Max Otte, Vorsitzender der konservativen Werte-Union schließt nicht aus, für die AfD als Kandidat für das Amt des Bundespräsidenten anzutreten. © Kay Nietfeld/dpa (Archiv)

Berlin. Nach der Aufstellung des Chefs der erzkonservativen Werte-Union, Max Otte, als Bundespräsidenten-Kandidat der AfD wird der Ruf nach einer Auflösung des Vereins laut.

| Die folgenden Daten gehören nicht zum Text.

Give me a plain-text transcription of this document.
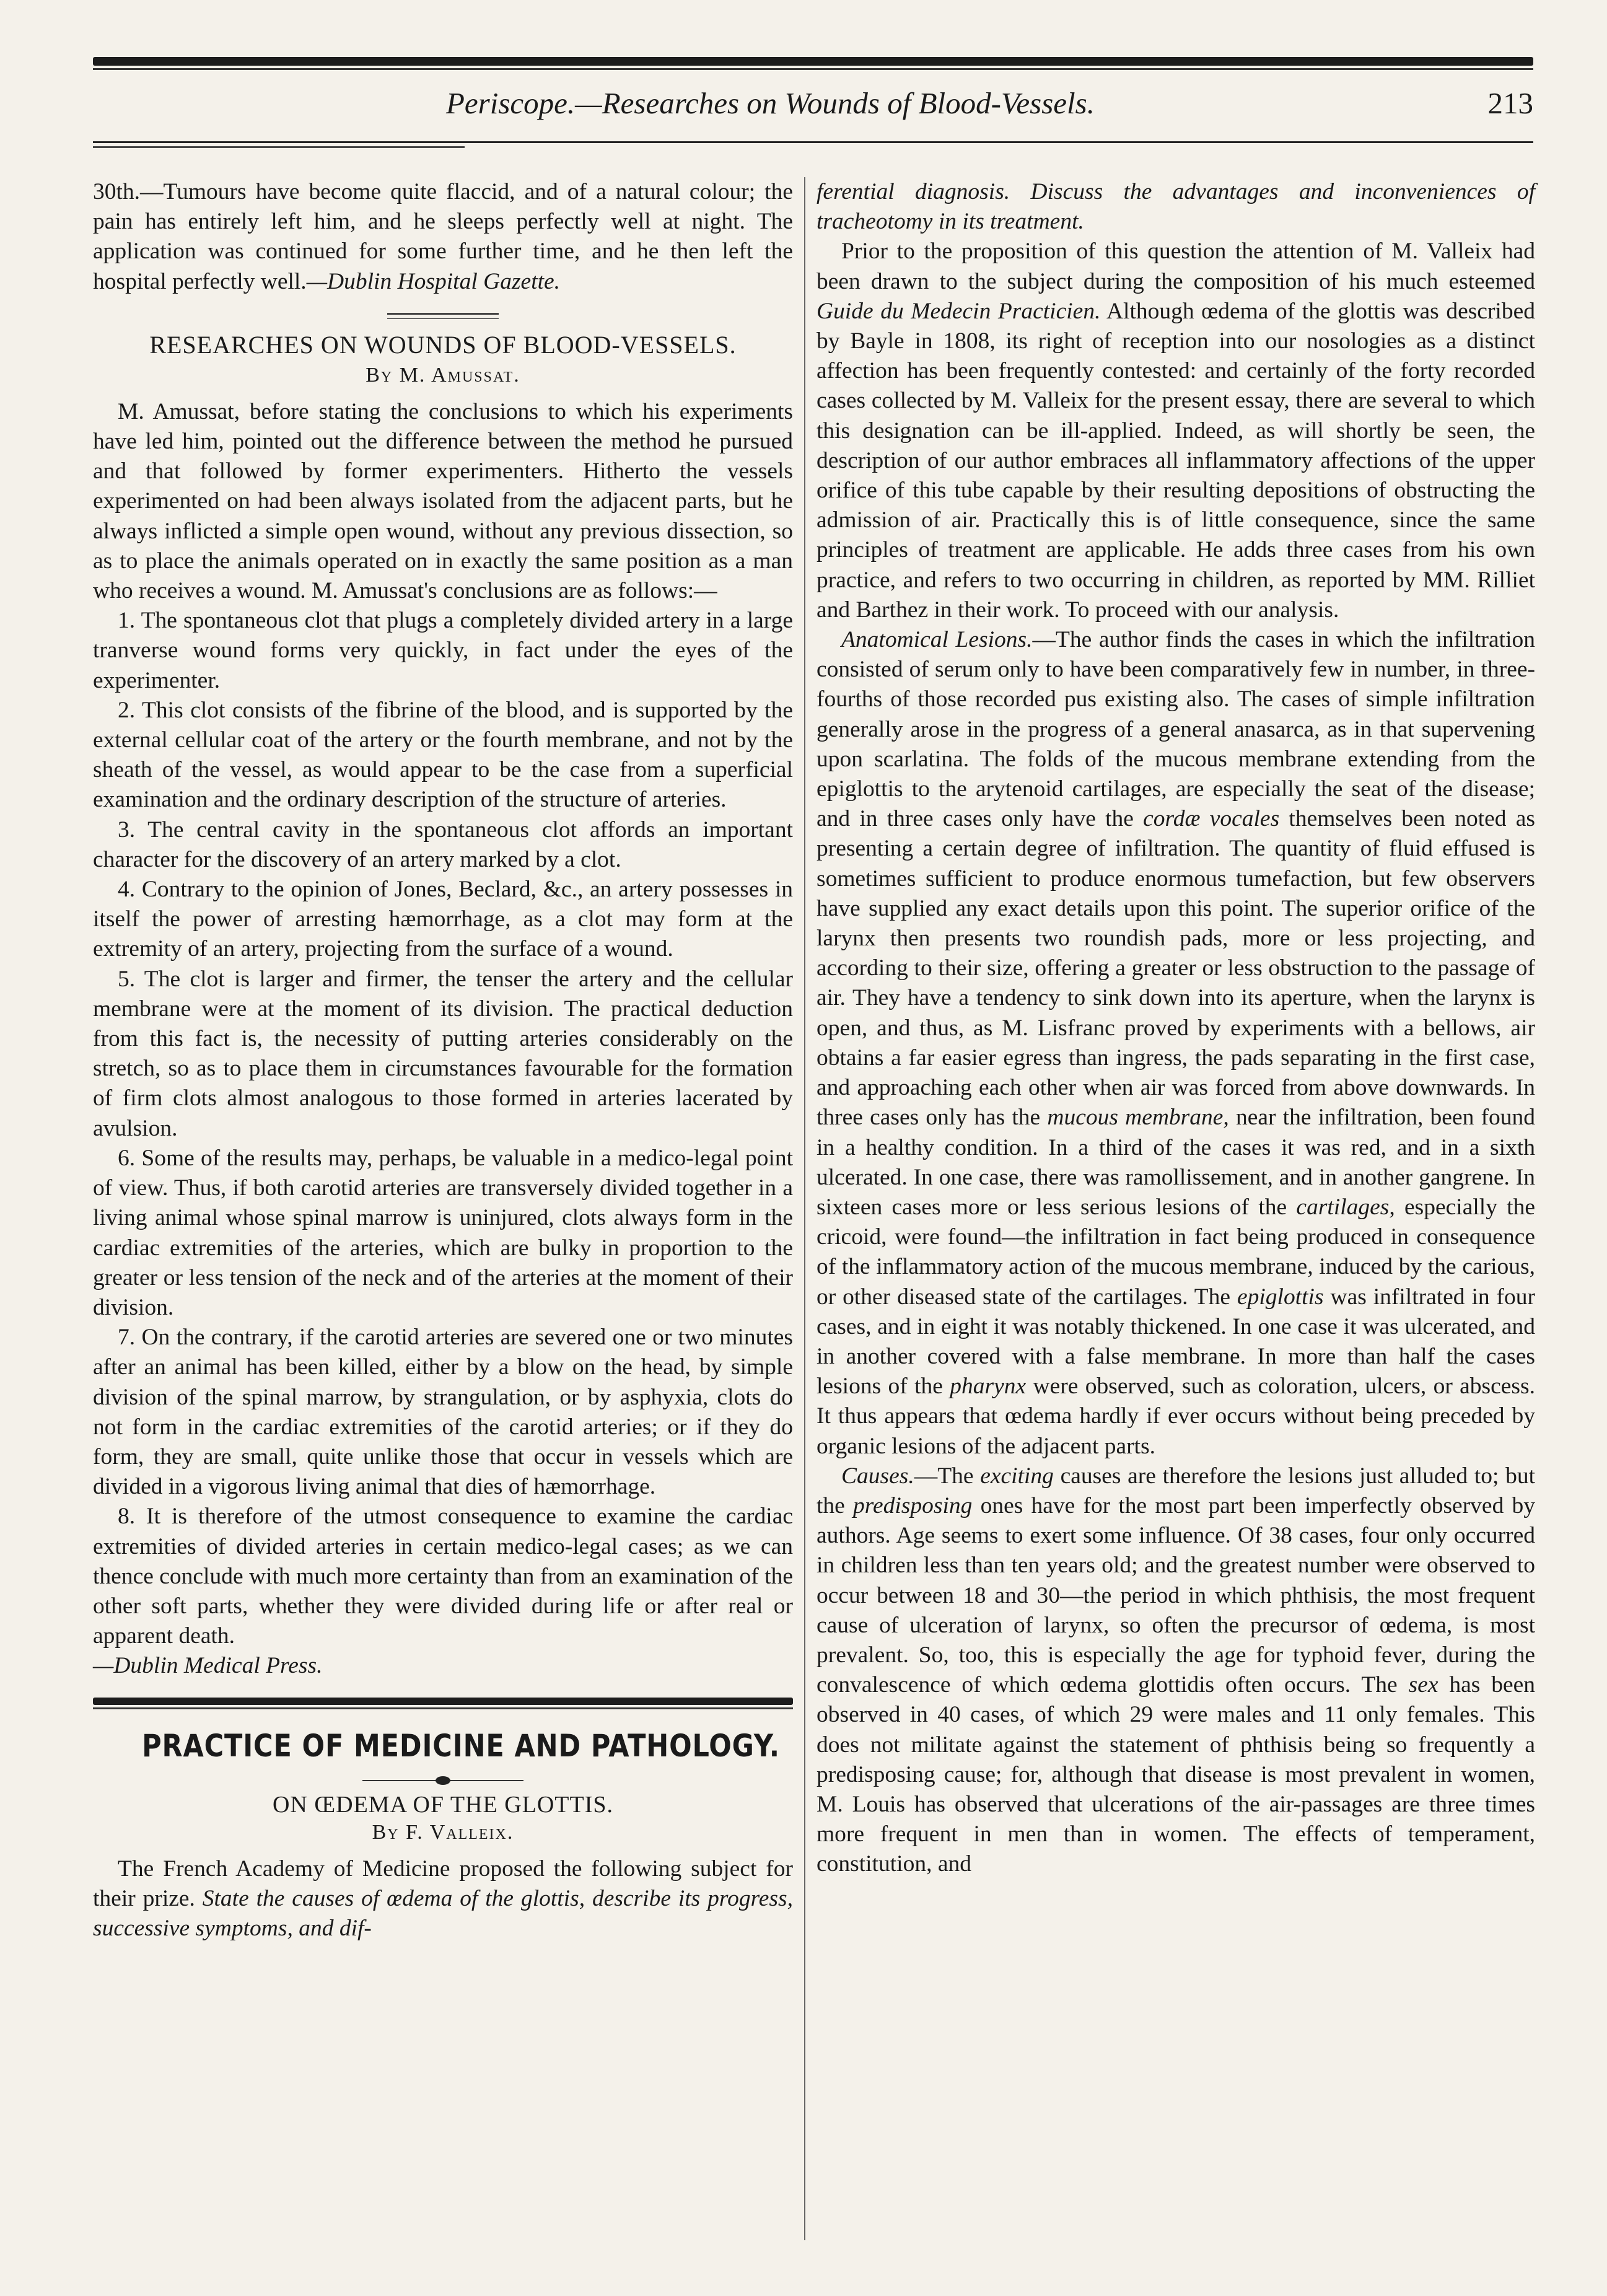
Periscope.—Researches on Wounds of Blood-Vessels.	213

30th.—Tumours have become quite flaccid, and of a natural colour; the pain has entirely left him, and he sleeps perfectly well at night. The application was continued for some further time, and he then left the hospital perfectly well.—Dublin Hospital Gazette.

RESEARCHES ON WOUNDS OF BLOOD-VESSELS.
By M. Amussat.

M. Amussat, before stating the conclusions to which his experiments have led him, pointed out the difference between the method he pursued and that followed by former experimenters. Hitherto the vessels experimented on had been always isolated from the adjacent parts, but he always inflicted a simple open wound, without any previous dissection, so as to place the animals operated on in exactly the same position as a man who receives a wound. M. Amussat's conclusions are as follows:—

1. The spontaneous clot that plugs a completely divided artery in a large tranverse wound forms very quickly, in fact under the eyes of the experimenter.

2. This clot consists of the fibrine of the blood, and is supported by the external cellular coat of the artery or the fourth membrane, and not by the sheath of the vessel, as would appear to be the case from a superficial examination and the ordinary description of the structure of arteries.

3. The central cavity in the spontaneous clot affords an important character for the discovery of an artery marked by a clot.

4. Contrary to the opinion of Jones, Beclard, &c., an artery possesses in itself the power of arresting hæmorrhage, as a clot may form at the extremity of an artery, projecting from the surface of a wound.

5. The clot is larger and firmer, the tenser the artery and the cellular membrane were at the moment of its division. The practical deduction from this fact is, the necessity of putting arteries considerably on the stretch, so as to place them in circumstances favourable for the formation of firm clots almost analogous to those formed in arteries lacerated by avulsion.

6. Some of the results may, perhaps, be valuable in a medico-legal point of view. Thus, if both carotid arteries are transversely divided together in a living animal whose spinal marrow is uninjured, clots always form in the cardiac extremities of the arteries, which are bulky in proportion to the greater or less tension of the neck and of the arteries at the moment of their division.

7. On the contrary, if the carotid arteries are severed one or two minutes after an animal has been killed, either by a blow on the head, by simple division of the spinal marrow, by strangulation, or by asphyxia, clots do not form in the cardiac extremities of the carotid arteries; or if they do form, they are small, quite unlike those that occur in vessels which are divided in a vigorous living animal that dies of hæmorrhage.

8. It is therefore of the utmost consequence to examine the cardiac extremities of divided arteries in certain medico-legal cases; as we can thence conclude with much more certainty than from an examination of the other soft parts, whether they were divided during life or after real or apparent death.

—Dublin Medical Press.

PRACTICE OF MEDICINE AND PATHOLOGY.
ON ŒDEMA OF THE GLOTTIS.
By F. Valleix.

The French Academy of Medicine proposed the following subject for their prize. State the causes of œdema of the glottis, describe its progress, successive symptoms, and dif-

ferential diagnosis. Discuss the advantages and inconveniences of tracheotomy in its treatment.

Prior to the proposition of this question the attention of M. Valleix had been drawn to the subject during the composition of his much esteemed Guide du Medecin Practicien. Although œdema of the glottis was described by Bayle in 1808, its right of reception into our nosologies as a distinct affection has been frequently contested: and certainly of the forty recorded cases collected by M. Valleix for the present essay, there are several to which this designation can be ill-applied. Indeed, as will shortly be seen, the description of our author embraces all inflammatory affections of the upper orifice of this tube capable by their resulting depositions of obstructing the admission of air. Practically this is of little consequence, since the same principles of treatment are applicable. He adds three cases from his own practice, and refers to two occurring in children, as reported by MM. Rilliet and Barthez in their work. To proceed with our analysis.

Anatomical Lesions.—The author finds the cases in which the infiltration consisted of serum only to have been comparatively few in number, in three-fourths of those recorded pus existing also. The cases of simple infiltration generally arose in the progress of a general anasarca, as in that supervening upon scarlatina. The folds of the mucous membrane extending from the epiglottis to the arytenoid cartilages, are especially the seat of the disease; and in three cases only have the cordæ vocales themselves been noted as presenting a certain degree of infiltration. The quantity of fluid effused is sometimes sufficient to produce enormous tumefaction, but few observers have supplied any exact details upon this point. The superior orifice of the larynx then presents two roundish pads, more or less projecting, and according to their size, offering a greater or less obstruction to the passage of air. They have a tendency to sink down into its aperture, when the larynx is open, and thus, as M. Lisfranc proved by experiments with a bellows, air obtains a far easier egress than ingress, the pads separating in the first case, and approaching each other when air was forced from above downwards. In three cases only has the mucous membrane, near the infiltration, been found in a healthy condition. In a third of the cases it was red, and in a sixth ulcerated. In one case, there was ramollissement, and in another gangrene. In sixteen cases more or less serious lesions of the cartilages, especially the cricoid, were found—the infiltration in fact being produced in consequence of the inflammatory action of the mucous membrane, induced by the carious, or other diseased state of the cartilages. The epiglottis was infiltrated in four cases, and in eight it was notably thickened. In one case it was ulcerated, and in another covered with a false membrane. In more than half the cases lesions of the pharynx were observed, such as coloration, ulcers, or abscess. It thus appears that œdema hardly if ever occurs without being preceded by organic lesions of the adjacent parts.

Causes.—The exciting causes are therefore the lesions just alluded to; but the predisposing ones have for the most part been imperfectly observed by authors. Age seems to exert some influence. Of 38 cases, four only occurred in children less than ten years old; and the greatest number were observed to occur between 18 and 30—the period in which phthisis, the most frequent cause of ulceration of larynx, so often the precursor of œdema, is most prevalent. So, too, this is especially the age for typhoid fever, during the convalescence of which œdema glottidis often occurs. The sex has been observed in 40 cases, of which 29 were males and 11 only females. This does not militate against the statement of phthisis being so frequently a predisposing cause; for, although that disease is most prevalent in women, M. Louis has observed that ulcerations of the air-passages are three times more frequent in men than in women. The effects of temperament, constitution, and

Ottes Vorgänger Alexander Mitsch sagte dem RedaktionsNetzwerk Deutschland (RND), Otte habe "mit der Kandidatur eine rote Linie überschritten". Nach der Wahl von Friedrich Merz zum CDU-Vorsitzenden "sollte sich die Werte-Union nun geordnet auflösen".

Otte kündigte an, er werde sein Vorsitzendenamt und alle anderen parteipolitischen Aktivitäten "aus Respekt vor dem Amt des Bundespräsidenten und seiner Würde" bis nach der Bundesversammlung am 13. Februar ruhen lassen.

Die CDU-Spitze hatte dem 57-Jährigen am Vortag als Konsequenz aus seiner Kandidatur für die AfD mit sofortiger Wirkung seine Mitgliedsrechte entzogen. Zudem wurde ein Verfahren zum Ausschluss Ottes aus der Partei eingeleitet.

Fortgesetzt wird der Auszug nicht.